Aujourd’hui, sur le site du Ministère des Affaires étrangères, il est indiqué que « la situation sécuritaire en Afghanistan est très problématique » ; que « des zones entières du pays, en ce compris les grandes agglomérations, font face à une insurrection armée » ; que « le conflit occasionne plus d’un millier de morts violentes chaque année » ; et enfin que « le danger peut prendre la forme d’attentats à la bombe, d’attaques suicides, d’enlèvements, de confrontations armées, d’attaques le long des routes, qui (…) touchent de façon indiscriminée les personnes présentes alentours ». Or, certains Afghans se voient actuellement refuser leur demande d’asile car ils viennent de régions considérées par les Autorités belges – qui se basent sur l’avis du Haut-commissariat aux réfugiés des Nations unies – comme « sûres ».
A ce propos, Maggie De Block déclarait, en octobre 2013, au journal De Rechtzetting : « Les afghans vivent dans un pays magnifique et sûr ». Là, Ramin s’insurge : « Non, ce n’est pas vrai, l’Afghanistan n’est pas un pays sûr ! Seulement 33% du territoire afghan est sous le contrôle du gouvernement, le reste n’est pas sécurisé. Si vous alliez sur le terrain, vous constateriez que le gouvernement est corrompu ainsi que le président Hamid Karzai … Je ne crois pas en lui ! Il a dit lui-même à la télévision qu’il reçoit de l’argent de la CIA depuis l’Iran, juste pour se taire sur le sort que l’Iran fait subir aux réfugiés afghans. La situation des Afghans en Iran est terrible ! Vous vous faîtes menacer et insulter dans la rue, juste parce que vous êtes un migrant afghan. Je suis très soulagé depuis que je suis en Belgique et que je peux me promener dans la rue, sans entendre ce genre de choses … En Iran, la police arrête les Afghans sans raison, et le président se tait sur ce sujet ! Parce qu’il reçoit de l’argent pour son silence … ».

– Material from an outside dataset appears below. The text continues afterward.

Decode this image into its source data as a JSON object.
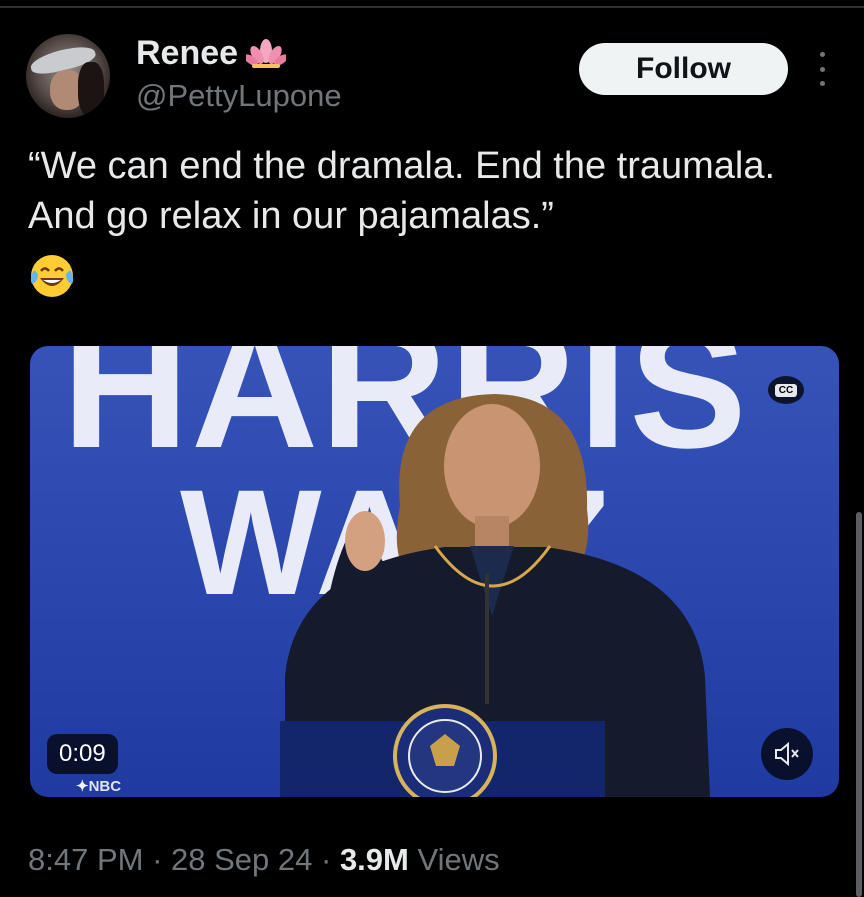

Ramin D. Boy répond en écho aux propos de Malalaï Joya : « Et les jeunes enfants endoctrinés par les talibans pour faire la guerre, ce ne sont pas les enfants d’Obama ou les enfants de votre président à vous ici (France) ; ce sont de pauvres gens qui vont se faire tuer pour d’autres causes. Aujourd’hui, mon pays est un paradis pour les terroristes et le trafic de drogue. Or, cela, c’est la faute des USA et de l’OTAN ! ».
Pour s’emparer du contrôle de l’Asie Centrale, riche en pétrole, les Etats-Unis n’ont pas lésiné sur les moyens. Dès 2001, la guerre en Afghanistan incarnera le symbole « de la guerre contre le terrorisme » considérée par l’opinion occidentale comme plus que légitime aux lendemains des attentats du 11 septembre à New-York. Le « va-t-en-guerre » aura donc lieu contre Al-Qaïda au nom de la « légitime défense ». Dès le départ, la Belgique s’associera à cette guerre en envoyant ses F‑16, considérés comme parmi les meilleurs avions de chasse, les plus utilisés dans le monde.
Pourtant, depuis plus d’une dizaine d’années, des voix citoyennes se font entendre en Belgique et ailleurs contre cette guerre notamment en 2001, lors du lancement de l’intervention et en 2008 lors d’un nouvel envoi de F16 belges en Afghanistan. Pourtant, le ministre belge de la Défense, Pieter De Crem (CD&V) appuie pour une poursuite de la présence militaire belge en Afghanistan au-delà de la fin de la mission de combat de l’OTAN dans ce pays, prévue en décembre 2014.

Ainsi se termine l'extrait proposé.